Mahnmut miró. Era la misma imagen que había visto antes de empezar a trabajar en las cabezas nucleares: la sorprendente Grieta en el océano, la proa destrozada del submarino emergiendo desde la pared norte de aquella Grieta, un pequeño campo de escombros.

—Estoy ciego a las frecuencias ópticas —dijo Orphu—, pero sigo manipulando las imágenes de radar y ahí hay algo raro. Esta es la mejor ampliación y definición que he podido conseguir de la fotografía visual. Ya me dirás si hay algo interesante que merezca ser examinado más de cerca.

—Te diré ahora mismo que nada de lo que veamos ahí me hará volver —dijo llanamente Suma IV—. No os habéis enterado todavía, pero la isla asteroide (ese enorme asteroide donde desembarcamos a Odiseo) se marcha. Ya ha cambiado su eje y se ha alineado, y los impulsores de fusión están en marcha mientras hablamos. Y vuestro amigo Odiseo ha muerto. Y más de un millón de satélites de los anillos polar y ecuatorial (acumuladores de masa, los aparatos de faxteletransporte y otras cosas) han vuelto a cobrar vida. Nos marchamos.

—MIRA LAS MALDITAS FOTOGRAFÍAS —gritó Orphu de Io.

Todos los moravecs que iban a bordo, incluso aquellos que no tenían orejas, se llevaron las manos a la cabeza para cubrírselas.

Mahnmut miró la siguiente fotografía de la serie digital. No sólo había sido ampliada a partir de su tamaño original, sino que los píxeles se habían espaciado.

—Hay una especie de mochila en el suelo seco de la Brecha —dijo Mahnmut—. Y a su lado…

—Una pistola —dijo el centurión líder Mep Ahoo—. Un arma de fuego que dispara balas, si mi suposición es correcta.

—Y al lado parece que hay un cuerpo humano —dijo uno de los negros soldados quitinosos—. Algo que lleva muerto mucho tiempo… todo momificado y aplastado.

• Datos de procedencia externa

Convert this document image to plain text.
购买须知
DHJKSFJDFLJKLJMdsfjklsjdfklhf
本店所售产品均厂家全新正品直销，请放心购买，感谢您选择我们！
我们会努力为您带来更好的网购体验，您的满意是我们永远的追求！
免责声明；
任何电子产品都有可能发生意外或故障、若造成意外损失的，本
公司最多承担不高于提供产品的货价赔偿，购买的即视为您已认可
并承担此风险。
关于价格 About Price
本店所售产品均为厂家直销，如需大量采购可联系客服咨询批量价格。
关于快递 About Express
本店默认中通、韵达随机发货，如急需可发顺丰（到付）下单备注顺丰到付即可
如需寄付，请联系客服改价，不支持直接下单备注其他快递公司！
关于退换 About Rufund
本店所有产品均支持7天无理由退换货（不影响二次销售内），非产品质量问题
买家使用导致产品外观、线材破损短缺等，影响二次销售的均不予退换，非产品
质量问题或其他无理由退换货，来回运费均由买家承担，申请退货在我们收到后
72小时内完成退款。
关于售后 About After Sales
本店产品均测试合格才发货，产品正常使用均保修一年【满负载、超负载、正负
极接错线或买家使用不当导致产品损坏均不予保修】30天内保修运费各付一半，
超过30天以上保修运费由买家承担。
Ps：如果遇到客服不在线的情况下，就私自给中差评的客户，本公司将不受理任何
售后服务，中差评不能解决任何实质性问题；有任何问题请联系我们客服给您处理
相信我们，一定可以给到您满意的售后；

—No —dijo Orphu—. Comprobé las mejores imágenes de radar. Eso no es un cuerpo humano, sino una termopiel humana.

—¿Y? —preguntó Suma IV desde su puesto a los controles—. El naufragio del submarino expulsó a uno de sus pasajeros o algunas de las pertenencias de un humano. Son parte del campo de escombros.

Orphu bufó con fuerza.

—¿Y sigue ahí después de dos mil quinientos años estándar? Lo dudo, Suma. Mira la pistola. No hay óxido. Mira la mochila. No está podrida. Esa parte de la Brecha está a merced de los elementos, incluidos el viento y la luz, pero ese material no se ha degradado.

—Eso no demuestra nada —dijo Suma IV mientras tecleaba las coordenadas de encuentro con la Reina Mab. Los impulsores colocaron la nave de contacto para la alineación adecuada y la ignición—. En algún momento pasado un humano antiguo llegó aquí para morir. Ahora mismo tenemos cosas más importantes de las que ocuparnos.

—Mira en la arena —dijo Orphu.

—¿Qué?

—Mira la quinta imagen que he ampliado. En la arena. Yo no puedo verla, pero el radar llega hasta tres milímetros. ¿Qué ves ahí… con tus ojos?

—Una pisada —dijo Mahnmut—. Una pisada de un pie humano descalzo. Varias pisadas. Todas claras en el suelo húmedo y la arena blanda. Todas se dirigen hacia el oeste. La lluvia las borraría en unos cuantos días. Algún humano ha estado aquí en las últimas cuarenta y ocho horas o menos… quizá incluso mientras nosotros trabajábamos recuperando las cabezas nucleares.

—No importa —dijo Suma IV—. Nuestras órdenes son regresar a la Reina Mab y vamos a…

—Lleva la nave de vuelta a la Brecha Atlántica —ordenó el Integrante Primero Asteague/Che desde el otro lado de la Tierra, a treinta mil kilómetros de altura—. Nuestro estudio de las imágenes que tomamos apresuradamente en la última órbita muestran lo que puede ser el cuerpo de un ser humano en la Brecha, aproximadamente a veintitrés kilómetros al oeste del submarino naufragado. Id y recuperadlo de inmediato.